To this use of aircraft to gain the moral objective there are, however, two possible objections, one economic, the other ethical. The economic limitation is that by destroying the enemy factories and communications we may so cripple his commerce and industry as seriously to reduce his post-war value as a potential customer. There is a certain weight in this argument, for if one lesson stands out clearly from the last war it is that the commerce and prosperity of civilized nations are so closely interwoven and interdependent that the destruction of the enemy country’s economic wealth recoils on the head of the victor. The obvious reply, however, is that even the widespread damage of a decisive air attack would inflict less total damage and constitute less of a drain on the defeated country’s recuperative powers than a prolonged war of the existing type.

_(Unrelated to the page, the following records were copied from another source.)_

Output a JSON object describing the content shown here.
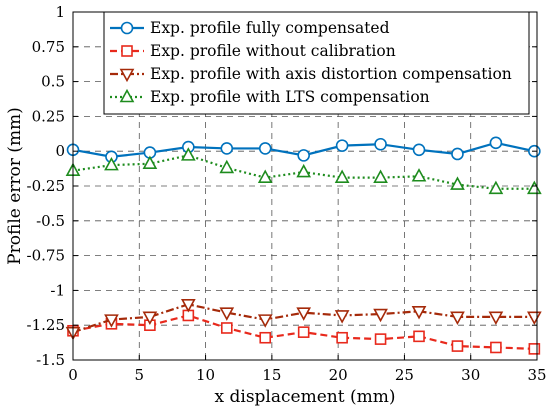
{
  "chart_data": {
    "type": "line",
    "xlabel": "x displacement (mm)",
    "ylabel": "Profile error (mm)",
    "xlim": [
      0,
      35
    ],
    "ylim": [
      -1.5,
      1
    ],
    "xticks": [
      0,
      5,
      10,
      15,
      20,
      25,
      30,
      35
    ],
    "yticks": [
      1,
      0.75,
      0.5,
      0.25,
      0,
      -0.25,
      -0.5,
      -0.75,
      -1,
      -1.25,
      -1.5
    ],
    "ytick_labels": [
      "1",
      "0.75",
      "0.5",
      "0.25",
      "0",
      "-0.25",
      "-0.5",
      "-0.75",
      "-1",
      "-1.25",
      "-1.5"
    ],
    "grid": true,
    "grid_style": "dashed",
    "legend_position": "top",
    "x": [
      0,
      2.9,
      5.8,
      8.7,
      11.6,
      14.5,
      17.4,
      20.3,
      23.2,
      26.1,
      29.0,
      31.9,
      34.8
    ],
    "series": [
      {
        "name": "Exp. profile fully compensated",
        "color": "#0072BD",
        "marker": "circle",
        "line_style": "solid",
        "values": [
          0.01,
          -0.04,
          -0.01,
          0.03,
          0.02,
          0.02,
          -0.03,
          0.04,
          0.05,
          0.01,
          -0.02,
          0.06,
          0.0
        ]
      },
      {
        "name": "Exp. profile without calibration",
        "color": "#E8291C",
        "marker": "square",
        "line_style": "dashed",
        "values": [
          -1.29,
          -1.24,
          -1.25,
          -1.18,
          -1.27,
          -1.34,
          -1.3,
          -1.34,
          -1.35,
          -1.33,
          -1.4,
          -1.41,
          -1.42
        ]
      },
      {
        "name": "Exp. profile with axis distortion compensation",
        "color": "#A52A0A",
        "marker": "triangle-down",
        "line_style": "dashdot",
        "values": [
          -1.3,
          -1.21,
          -1.19,
          -1.1,
          -1.16,
          -1.21,
          -1.16,
          -1.18,
          -1.17,
          -1.15,
          -1.19,
          -1.19,
          -1.19
        ]
      },
      {
        "name": "Exp. profile with LTS compensation",
        "color": "#1E8C1E",
        "marker": "triangle-up",
        "line_style": "dotted",
        "values": [
          -0.14,
          -0.1,
          -0.09,
          -0.03,
          -0.12,
          -0.19,
          -0.15,
          -0.19,
          -0.19,
          -0.18,
          -0.24,
          -0.27,
          -0.27
        ]
      }
    ]
  }
}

The ethical objection is based on the seeming brutality of an attack on the civilian population, and the harmful results to the aggressor of any outrage of the human feelings of the neutral peoples. The events of the last war have, however, in some measure acclimatised the world to the idea that in a war between nations the damage cannot be restricted merely to the paid gladiators. When, moreover, the truth is realized that a swift and sudden blow of this nature inflicts a total of injury far less than when spread over a number of years, the common sense of mankind will show that the ethical objection to this form of war is at least not greater than to the cannon-fodder wars of the past.

But self-interest as well as humane reasons demand that the warring nations should endeavour to gain their end of the moral subjugation of the enemy with the infliction of the least possible permanent injury to life and industry, for the enemy of today is the customer of the morrow, and the ally of the future. To inflict widespread death and destruction is to damage one’s own future prosperity, and, by sowing the seeds of revenge, to jeopardize one’s future security. Chemical science has provided mankind with a weapon which reduces the necessity for killing and achieves decisive effects with far less permanent injury than in the case of explosives. Gas may well prove the salvation of civilization from the otherwise inevitable collapse in case of another world war. Even with the lethal gases of the last war, the use of which was decried as barbarous by conventional sentiment, statistics show that the proportion of deaths to the numbers temporarily incapacitated was far less than with the accepted weapons, such as bullets and shells! Moreover, chemistry affords us non-lethal gases which can overcome the hostile resistance, and spread panic for a period long enough to reap the fruits of victory, but without the lasting evils of mass killing or destruction of property.

Yet we still find that, in defiance of reason and history, the governments are again striving by international legislation to prohibit the use of gas, and to confine the blows of aircraft to the traditional military objectives.

It is a strange reflection on the all-too-frequent lack of vision and common sense, that the opposition to the use of gas in war comes from an alliance between those unwonted bedfellows, the traditional militarist and the sentimental pacifist.